1) Briefly describe your current love life (married, dating, single...) Well, right now I'm single. I have a great relationship with my dog though and practicing setting boundaries with him and sticking to rules has taught me a lot about relationships. I think i'll have a really good backbone in my next one.
2) Do you have a "type" of guy/girl you're attracted to? What is it? I love hippie boys who are into jam bands. It's my type! Guys with any color eyes as long as they sparkle and catch my attention, dark hair and at a length that I can run my fingers through. I like guys who tend to have a bit of a feminine side and aren't afraid to show their emotions in front of me. I like a guy who has a musical/artistic side. It doesn't matter if they sing, play guitar, piano- as long as they can appreciate it when i sing or play guitar. But if they play better than me- that's really sexy! I like guys who can dance! rhythem is essential!

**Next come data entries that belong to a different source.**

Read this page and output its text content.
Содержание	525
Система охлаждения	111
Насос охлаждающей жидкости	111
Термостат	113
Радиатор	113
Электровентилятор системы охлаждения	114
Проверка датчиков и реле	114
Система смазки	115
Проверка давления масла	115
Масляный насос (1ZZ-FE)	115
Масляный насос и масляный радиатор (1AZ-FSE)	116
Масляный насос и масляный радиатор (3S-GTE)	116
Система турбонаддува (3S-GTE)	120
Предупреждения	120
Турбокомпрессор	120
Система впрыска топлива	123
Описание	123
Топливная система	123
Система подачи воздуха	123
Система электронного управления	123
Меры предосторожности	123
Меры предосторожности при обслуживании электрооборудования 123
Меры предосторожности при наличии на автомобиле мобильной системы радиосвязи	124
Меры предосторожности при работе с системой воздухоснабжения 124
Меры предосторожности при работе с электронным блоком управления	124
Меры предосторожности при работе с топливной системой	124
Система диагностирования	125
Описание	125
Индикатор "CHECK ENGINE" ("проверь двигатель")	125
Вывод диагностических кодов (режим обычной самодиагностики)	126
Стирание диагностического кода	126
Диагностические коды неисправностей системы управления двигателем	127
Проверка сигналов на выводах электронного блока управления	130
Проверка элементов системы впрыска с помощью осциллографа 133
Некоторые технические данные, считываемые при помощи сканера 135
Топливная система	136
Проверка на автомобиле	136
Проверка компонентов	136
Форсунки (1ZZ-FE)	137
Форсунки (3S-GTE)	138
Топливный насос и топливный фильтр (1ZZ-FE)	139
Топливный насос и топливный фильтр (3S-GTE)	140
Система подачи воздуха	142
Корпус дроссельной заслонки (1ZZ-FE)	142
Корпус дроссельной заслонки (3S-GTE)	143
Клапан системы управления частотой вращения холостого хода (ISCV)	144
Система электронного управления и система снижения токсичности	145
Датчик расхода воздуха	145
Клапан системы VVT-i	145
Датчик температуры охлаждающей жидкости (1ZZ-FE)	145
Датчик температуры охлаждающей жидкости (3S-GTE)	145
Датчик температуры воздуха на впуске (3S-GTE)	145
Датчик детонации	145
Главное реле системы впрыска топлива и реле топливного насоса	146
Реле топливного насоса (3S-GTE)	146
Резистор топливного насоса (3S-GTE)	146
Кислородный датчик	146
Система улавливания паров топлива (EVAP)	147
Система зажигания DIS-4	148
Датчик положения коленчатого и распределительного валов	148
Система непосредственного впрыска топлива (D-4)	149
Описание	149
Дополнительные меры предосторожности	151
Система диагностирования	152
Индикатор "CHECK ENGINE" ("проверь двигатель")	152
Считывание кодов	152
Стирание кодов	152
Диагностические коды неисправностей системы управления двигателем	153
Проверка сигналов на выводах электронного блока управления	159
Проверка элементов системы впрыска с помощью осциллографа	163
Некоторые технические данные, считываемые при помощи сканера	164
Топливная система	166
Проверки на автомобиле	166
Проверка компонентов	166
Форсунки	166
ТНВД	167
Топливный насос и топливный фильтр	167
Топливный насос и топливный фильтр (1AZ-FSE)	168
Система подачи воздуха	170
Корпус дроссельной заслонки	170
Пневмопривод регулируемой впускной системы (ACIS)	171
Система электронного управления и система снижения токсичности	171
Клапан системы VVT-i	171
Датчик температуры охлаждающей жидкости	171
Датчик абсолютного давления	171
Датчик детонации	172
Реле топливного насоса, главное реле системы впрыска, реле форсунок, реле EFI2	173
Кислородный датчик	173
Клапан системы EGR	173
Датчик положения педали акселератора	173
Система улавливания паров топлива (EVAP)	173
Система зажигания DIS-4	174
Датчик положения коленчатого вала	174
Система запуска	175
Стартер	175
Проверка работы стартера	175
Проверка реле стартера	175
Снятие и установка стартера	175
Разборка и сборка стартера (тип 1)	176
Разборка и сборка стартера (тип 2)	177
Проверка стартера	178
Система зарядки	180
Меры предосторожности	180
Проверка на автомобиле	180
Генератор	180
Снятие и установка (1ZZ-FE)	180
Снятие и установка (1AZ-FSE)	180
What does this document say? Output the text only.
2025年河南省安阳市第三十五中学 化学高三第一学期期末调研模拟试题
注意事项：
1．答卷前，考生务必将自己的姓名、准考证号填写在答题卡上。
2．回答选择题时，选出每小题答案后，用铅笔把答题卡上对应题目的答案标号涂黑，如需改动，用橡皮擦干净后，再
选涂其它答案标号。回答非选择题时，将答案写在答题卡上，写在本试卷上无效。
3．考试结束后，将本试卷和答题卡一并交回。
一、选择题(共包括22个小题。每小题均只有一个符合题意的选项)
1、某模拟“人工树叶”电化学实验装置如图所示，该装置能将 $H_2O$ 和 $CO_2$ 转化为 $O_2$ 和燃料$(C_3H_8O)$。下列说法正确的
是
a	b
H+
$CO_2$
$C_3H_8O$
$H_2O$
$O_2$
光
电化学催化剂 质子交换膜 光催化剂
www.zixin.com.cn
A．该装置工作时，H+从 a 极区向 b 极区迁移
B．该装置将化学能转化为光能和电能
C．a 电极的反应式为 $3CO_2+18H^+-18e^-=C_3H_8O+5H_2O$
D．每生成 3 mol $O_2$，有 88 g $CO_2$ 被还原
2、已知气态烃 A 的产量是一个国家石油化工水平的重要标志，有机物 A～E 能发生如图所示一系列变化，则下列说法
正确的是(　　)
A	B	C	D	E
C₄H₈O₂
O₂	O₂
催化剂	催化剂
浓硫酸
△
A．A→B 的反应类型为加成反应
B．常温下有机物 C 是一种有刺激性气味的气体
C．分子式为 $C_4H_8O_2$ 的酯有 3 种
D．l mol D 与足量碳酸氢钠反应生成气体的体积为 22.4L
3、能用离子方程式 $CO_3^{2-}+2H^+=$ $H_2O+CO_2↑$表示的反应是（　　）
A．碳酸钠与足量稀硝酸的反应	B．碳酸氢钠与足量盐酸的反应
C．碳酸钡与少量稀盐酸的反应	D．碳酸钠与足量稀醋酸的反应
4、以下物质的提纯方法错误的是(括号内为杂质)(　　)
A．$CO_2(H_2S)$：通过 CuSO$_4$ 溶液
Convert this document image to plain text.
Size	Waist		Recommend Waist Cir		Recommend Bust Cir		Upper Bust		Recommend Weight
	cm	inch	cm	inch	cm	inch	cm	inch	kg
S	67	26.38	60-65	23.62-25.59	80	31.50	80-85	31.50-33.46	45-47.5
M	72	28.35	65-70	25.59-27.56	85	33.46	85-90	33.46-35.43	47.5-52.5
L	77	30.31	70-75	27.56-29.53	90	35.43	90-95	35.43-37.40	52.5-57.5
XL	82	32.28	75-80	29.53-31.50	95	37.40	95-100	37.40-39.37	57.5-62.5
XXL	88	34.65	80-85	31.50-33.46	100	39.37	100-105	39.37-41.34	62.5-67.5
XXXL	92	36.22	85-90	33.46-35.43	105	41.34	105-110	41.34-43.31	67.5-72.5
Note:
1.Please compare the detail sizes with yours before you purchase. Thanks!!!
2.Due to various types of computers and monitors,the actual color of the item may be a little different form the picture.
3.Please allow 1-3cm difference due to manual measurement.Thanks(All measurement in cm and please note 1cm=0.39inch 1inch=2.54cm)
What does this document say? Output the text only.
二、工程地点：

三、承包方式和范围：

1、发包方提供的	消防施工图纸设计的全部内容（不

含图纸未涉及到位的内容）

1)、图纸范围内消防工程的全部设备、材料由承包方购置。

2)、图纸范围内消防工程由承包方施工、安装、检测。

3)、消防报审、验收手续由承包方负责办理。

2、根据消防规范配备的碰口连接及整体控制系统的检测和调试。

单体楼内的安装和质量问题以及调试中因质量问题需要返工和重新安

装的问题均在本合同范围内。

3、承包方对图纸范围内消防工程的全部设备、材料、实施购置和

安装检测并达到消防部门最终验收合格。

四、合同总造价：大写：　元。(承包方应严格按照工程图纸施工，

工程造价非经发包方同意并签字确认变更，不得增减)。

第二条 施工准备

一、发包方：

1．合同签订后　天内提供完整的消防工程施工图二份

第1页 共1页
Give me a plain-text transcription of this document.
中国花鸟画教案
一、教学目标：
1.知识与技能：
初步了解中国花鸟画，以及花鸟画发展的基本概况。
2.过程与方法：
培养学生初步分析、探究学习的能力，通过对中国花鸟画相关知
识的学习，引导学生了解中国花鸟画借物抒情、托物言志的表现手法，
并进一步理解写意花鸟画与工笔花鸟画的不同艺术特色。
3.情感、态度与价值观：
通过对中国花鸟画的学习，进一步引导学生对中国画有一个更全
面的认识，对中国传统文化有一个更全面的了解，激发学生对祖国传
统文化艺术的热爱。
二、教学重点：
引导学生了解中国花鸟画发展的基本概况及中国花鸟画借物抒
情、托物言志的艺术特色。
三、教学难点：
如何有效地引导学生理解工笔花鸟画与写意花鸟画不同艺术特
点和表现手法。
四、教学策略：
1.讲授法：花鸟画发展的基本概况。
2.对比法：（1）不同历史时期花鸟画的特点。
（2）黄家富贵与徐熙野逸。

3) Do you normally end up dating your "type"? Well since the word "dating" was used. No. come to think of it I've only ever had one really awesome boyfriend who I consider to have been closest to my "type". I've had lost of crushes that were "my type".
4) Do you have any "tests" that you put someone you're dating through? For example, a certain movie you make them watch or restaurant you take them to? I don't really put guys through tests. I bring up certain conversations with everyone I've ever dated to see where their views are. The guy can't be homophobic whatsoever or else they'd never fit into my family longterm. I make the guys I date listen to all of my ani difranco and if they can handle her- they're good to go.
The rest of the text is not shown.